Marc Doe, 27 ans, a fait des stages dans le territoire de Krasnoïarsk et à Oulianovsk et parle bien le russe. Après avoir achevé ses études universitaires, il a été recruté par les services de renseignements et désigné "non seulement deuxième secrétaire de l’ambassade mais aussi comme coordinateur de la Fondation des potentialités globales auprès du Foreign Office. Cela veut dire qu’il supervisait certaines ONG russes. L’agent Doe avait une fonction qui l’obligeait à recruter des Russes. Il disposait de moyens illimités pour contacter de nombreuses personnalités publiques russes. C’est par lui que certaines OGN recevai ??t leur financement, selon les auteurs de l’émission.

Les agents ont montré plusieurs titres de paiement.

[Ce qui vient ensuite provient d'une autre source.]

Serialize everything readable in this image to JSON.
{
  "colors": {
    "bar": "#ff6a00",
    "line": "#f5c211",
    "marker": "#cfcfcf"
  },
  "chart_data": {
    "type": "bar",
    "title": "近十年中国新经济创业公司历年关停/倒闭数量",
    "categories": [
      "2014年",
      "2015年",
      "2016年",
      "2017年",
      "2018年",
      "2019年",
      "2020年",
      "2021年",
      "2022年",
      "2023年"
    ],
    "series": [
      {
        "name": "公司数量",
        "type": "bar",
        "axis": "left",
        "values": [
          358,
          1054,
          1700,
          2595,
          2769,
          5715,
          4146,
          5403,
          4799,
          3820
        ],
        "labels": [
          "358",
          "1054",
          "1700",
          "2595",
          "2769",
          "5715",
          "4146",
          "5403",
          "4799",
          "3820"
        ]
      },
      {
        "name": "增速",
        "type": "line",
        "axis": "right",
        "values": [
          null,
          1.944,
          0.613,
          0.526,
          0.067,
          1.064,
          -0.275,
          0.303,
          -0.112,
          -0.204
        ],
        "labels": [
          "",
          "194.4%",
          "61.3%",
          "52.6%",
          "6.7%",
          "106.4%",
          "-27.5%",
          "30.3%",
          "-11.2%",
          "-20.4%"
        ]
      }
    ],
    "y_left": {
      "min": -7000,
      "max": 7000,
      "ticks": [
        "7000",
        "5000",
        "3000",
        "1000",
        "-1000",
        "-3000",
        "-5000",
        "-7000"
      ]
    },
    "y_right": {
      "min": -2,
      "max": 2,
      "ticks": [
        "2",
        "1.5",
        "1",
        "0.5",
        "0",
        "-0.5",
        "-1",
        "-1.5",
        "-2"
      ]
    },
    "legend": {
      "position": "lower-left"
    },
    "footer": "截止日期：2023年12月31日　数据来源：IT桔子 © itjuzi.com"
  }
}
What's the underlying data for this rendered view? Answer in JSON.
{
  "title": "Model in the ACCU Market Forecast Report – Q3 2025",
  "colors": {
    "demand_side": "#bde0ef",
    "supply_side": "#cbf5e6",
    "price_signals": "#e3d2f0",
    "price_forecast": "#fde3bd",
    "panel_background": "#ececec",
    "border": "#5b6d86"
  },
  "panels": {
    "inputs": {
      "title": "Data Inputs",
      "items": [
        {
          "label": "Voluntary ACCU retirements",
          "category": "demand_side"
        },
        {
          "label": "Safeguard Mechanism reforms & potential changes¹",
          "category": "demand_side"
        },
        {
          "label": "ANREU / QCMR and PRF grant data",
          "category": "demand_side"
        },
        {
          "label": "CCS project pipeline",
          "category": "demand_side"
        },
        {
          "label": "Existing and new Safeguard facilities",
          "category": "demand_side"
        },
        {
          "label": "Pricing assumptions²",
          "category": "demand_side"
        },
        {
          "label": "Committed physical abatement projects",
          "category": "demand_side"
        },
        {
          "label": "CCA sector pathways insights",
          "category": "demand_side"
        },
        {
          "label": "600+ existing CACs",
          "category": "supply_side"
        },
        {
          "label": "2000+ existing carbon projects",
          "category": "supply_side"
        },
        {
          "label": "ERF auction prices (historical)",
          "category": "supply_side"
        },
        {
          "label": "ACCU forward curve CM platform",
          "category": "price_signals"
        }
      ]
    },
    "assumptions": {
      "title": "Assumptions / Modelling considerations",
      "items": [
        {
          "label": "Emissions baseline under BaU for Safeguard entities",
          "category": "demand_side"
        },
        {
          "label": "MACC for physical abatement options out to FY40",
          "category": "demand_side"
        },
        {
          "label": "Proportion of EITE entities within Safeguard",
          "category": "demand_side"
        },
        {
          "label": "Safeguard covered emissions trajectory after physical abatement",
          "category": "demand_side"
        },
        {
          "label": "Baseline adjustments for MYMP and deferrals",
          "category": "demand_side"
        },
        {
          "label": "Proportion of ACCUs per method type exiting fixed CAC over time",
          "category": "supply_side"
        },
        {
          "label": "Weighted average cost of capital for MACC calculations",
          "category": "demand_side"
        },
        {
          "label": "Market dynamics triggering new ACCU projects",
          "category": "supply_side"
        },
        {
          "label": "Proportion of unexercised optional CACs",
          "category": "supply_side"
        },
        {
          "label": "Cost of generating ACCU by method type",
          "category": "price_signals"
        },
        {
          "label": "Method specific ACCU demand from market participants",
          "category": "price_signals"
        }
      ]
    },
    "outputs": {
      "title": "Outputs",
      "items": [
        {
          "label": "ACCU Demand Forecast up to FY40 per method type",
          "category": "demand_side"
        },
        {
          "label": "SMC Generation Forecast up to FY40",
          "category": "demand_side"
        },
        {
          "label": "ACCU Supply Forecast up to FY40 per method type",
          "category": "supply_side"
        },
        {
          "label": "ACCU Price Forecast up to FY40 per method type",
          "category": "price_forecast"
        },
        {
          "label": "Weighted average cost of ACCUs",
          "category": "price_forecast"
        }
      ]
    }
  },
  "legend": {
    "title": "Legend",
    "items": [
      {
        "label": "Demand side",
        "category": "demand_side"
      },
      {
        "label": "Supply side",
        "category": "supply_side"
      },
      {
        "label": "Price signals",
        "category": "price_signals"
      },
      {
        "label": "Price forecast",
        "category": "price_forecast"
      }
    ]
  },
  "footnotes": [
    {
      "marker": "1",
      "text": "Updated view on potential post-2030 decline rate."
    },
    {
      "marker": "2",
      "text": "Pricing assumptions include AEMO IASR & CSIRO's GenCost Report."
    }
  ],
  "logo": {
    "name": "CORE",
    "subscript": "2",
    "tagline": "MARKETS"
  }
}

"Ce document a été établi le 27 octobre 2004 par Marc Doe. Le paiement a été effectué en octobre 2004 au profit du Groupe d’Helsinki de Moscou. La somme : 23 000 livres sterling. Signé Marc Doe, ambassade de Grande Bretagne à Moscou, service politique", a expliqué le porte-parole du FSB.

Un autre document montré à la télévision était daté du 18 janvier 2006 : "L’argent a été versé à la Fondation Eurasia pour le développement des journaux indépendants à faible tirage : 5 719 livres sterling. Coordonnées : ambassade britannique à Moscou, service politique, signé Marc Doe".

Les auteurs de l’émission soulignent que par son activité cet espion qui agissait sous le couvert de l’ambassade britannique a discrédité une bonne idée.

La déclaration de la secrétaire d’Etat américaine, Condoleezza Rice, à Kiev le 7 décembre 2005 ajoute du piquant à la situation. Elle a critiqué la Russie pour sa loi sur les ONG. "Nous sommes préoccupés et le gouvernement des Etats-Unis exprime son inquiétude à tous les niveaux. Nous voudrions espérer que la Russie comprendra l’importance des organisations non gouvernementales", a-t-elle déclaré.

De l’avis des auteurs de l’émission, les Anglais et certaines autres missions diplomatiques accréditées en Russie devront maintenant vérifier avec plus de soin qui travaille avec les organisations sociales russes et quelles sont les activités de ces personnes.

L’ambassade de Grande-Bretagne s’est refusée à commenter l’émission télévisée.

"Je vous recommande de venir demain pour cette question. A l’heure actuelle il n’y a personne pour vous répondre (au téléphone)", a dit au correspondant de RIA Novosti l’agent de permanence de l’ambassade.